La pace? Va desiderata, preparata, custodita. Non è una passeggiata, richiede coraggio, concretezza, competenza. La pace? È prima di tutto una questione di educazione: quali sono i suoi fondamenti, cosa la ostacola, da dove partire per essere davvero, da educatori, operatori di pace e testimoni di speranza? Interrogati da queste domande i capi scout AGESCI del Trentino Alto Adige si sono riuniti venerdì 22 gennaio per una serata di riflessione e formazione, in dialogo con due voci della comunità islamica trentina.
Paolo Bill Valente, direttore della Caritas di Bolzano-Bressanone e capo scout, appena rientrato dal Burkina Faso, ha introdotto l'incontro raccontando l'esperienza dell'“Unione fraterna dei credenti” che da 45 anni, al confine con il Mali, mette insieme cristiani e islamici in azioni di promozione umana, dalla cultura allo scavo di pozzi. “Queste pratiche portano alla reciproca conoscenza e quindi ad un dialogo spontaneo, non un dialogo teologico ma un dialogo della vita, molto concreto. Se il Burkina riesce a reagire a vari problemi sul piano politico e non solo, è anche grazie a questa pratica di dialogo tra religioni, culture, gruppi etnici: alle spalle della convivenza pacifica c'è un lungo lavoro di preparazione”.
“La conoscenza è il primo indispensabile passo per la fratellanza”, ha esordito l'imam di Trento Aboulkheir Breigheche: “Conoscere l'alterità serve ad evitare che dall'iniziale senso di diffidenza, il comprensibile sentimento di difesa, nasca la paura. Occorre riconoscere l'alterità come ricchezza – questo è anche uno dei principi coranici”.
Il dialogo con il diverso nasce dal bisogno di creare pace: “Richiede continuità, sforzo quotidiano, il coraggio di un confronto vero. Non è una passeggiata!”, ha ammonito don Mario Gretter, referente diocesano per l'ecumenismo e il dialogo interreligioso a Bolzano; “Non non basta dire quattro banalità, non basta essere figli dei fiori e sorridere. Serve competenza”. Un esempio legato alla realtà altoatesina: imparare il tedesco, la lingua delle minoranze che abitano con me. “Altrimenti, non saprò andare verso l'altro per quello che l'altro è veramente”.
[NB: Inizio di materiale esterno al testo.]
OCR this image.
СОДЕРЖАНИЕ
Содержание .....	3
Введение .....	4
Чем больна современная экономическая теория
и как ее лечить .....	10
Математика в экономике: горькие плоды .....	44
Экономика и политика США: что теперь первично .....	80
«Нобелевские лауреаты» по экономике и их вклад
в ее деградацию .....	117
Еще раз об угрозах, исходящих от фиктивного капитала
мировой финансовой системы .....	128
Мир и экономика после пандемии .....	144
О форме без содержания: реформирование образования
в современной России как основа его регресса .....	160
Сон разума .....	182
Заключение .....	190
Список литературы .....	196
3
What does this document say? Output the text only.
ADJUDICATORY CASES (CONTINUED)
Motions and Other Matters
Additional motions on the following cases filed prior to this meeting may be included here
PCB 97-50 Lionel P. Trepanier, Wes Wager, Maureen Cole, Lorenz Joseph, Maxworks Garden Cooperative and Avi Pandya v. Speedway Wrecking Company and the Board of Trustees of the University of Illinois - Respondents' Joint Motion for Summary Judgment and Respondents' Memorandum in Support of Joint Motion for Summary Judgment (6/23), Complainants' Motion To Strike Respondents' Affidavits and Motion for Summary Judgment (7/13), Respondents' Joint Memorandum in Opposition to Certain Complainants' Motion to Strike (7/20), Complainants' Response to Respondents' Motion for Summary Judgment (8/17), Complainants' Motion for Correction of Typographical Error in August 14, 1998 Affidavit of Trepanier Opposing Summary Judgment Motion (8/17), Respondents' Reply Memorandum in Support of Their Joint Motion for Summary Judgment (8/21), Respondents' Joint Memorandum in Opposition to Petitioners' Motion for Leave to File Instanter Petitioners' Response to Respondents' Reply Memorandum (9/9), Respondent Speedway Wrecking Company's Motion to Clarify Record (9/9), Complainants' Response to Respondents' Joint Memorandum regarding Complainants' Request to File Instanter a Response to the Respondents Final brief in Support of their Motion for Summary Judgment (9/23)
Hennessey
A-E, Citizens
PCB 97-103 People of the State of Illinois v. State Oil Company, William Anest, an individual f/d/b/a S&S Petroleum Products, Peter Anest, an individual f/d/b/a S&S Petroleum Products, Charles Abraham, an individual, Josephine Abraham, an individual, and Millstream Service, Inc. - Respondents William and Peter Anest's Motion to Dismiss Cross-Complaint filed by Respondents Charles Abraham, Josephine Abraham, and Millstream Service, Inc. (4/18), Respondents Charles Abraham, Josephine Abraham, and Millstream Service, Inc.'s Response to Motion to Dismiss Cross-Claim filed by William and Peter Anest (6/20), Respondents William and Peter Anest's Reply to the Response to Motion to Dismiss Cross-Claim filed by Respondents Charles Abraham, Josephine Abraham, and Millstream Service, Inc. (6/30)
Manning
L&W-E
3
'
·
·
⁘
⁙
Occorre essere consapevoli, ha sottolineato Chebbi Zouhaier, capo scout ASMI (Associazione Scout Musulmani Italiani) che la pace “non è una conquista, ma è un processo, responsabilità di tutti e di ciascuno”. Anche lo scautismo musulmano educa alla fratellanza e all'accoglienza: “La pace è legata alla politica, al materialismo, al potere, ma per costruirla occorre partire dal nostro piccolo. E si impara facendo”.
“La scelta di essere fratelli di tutti crea una base di fraternità, su cui poi trovano spazio anche le fatiche, perché questo – ha spiegato don Gretter – è costruire la pace: non basta partire dalle cose che ci uniscono, bisogna avere anche il coraggio di affrontare fraternamente quelle che ci separano”, fare lo “sforzo di dare all'altro lo spazio di essere altro da me”. Come Dio, che si limita per dare all'uomo la libertà di essere.
Nessuno dice che sia facile. Ma gli scout, ha ricordato don Gretter, sono abituati a sorridere e cantare anche nelle difficoltà: “Chiediamoci: da dove viene la vera gioia? Perché dovremmo credere nella speranza anche quando tutto il resto del mondo vede nero? Entriamo nella vita! Incarniamoci in questa vita e incoraggiamo i ragazzi a farlo. Allora saranno costruttori di pace, perché avranno a cuore la vita e non vorranno permettere che venga distrutta, sprecata, uccisa”.
Confortati dalla consapevolezza, ha concluso Paolo Valente citando Papa Francesco, che “Dio non è indifferente: a Dio importa dell'umanità e non l'abbandona. Educhiamo i ragazzi a riconoscere la pace come un dono di Dio, affidato a tutti gli uomini e le donne che sono chiamati a realizzarlo”.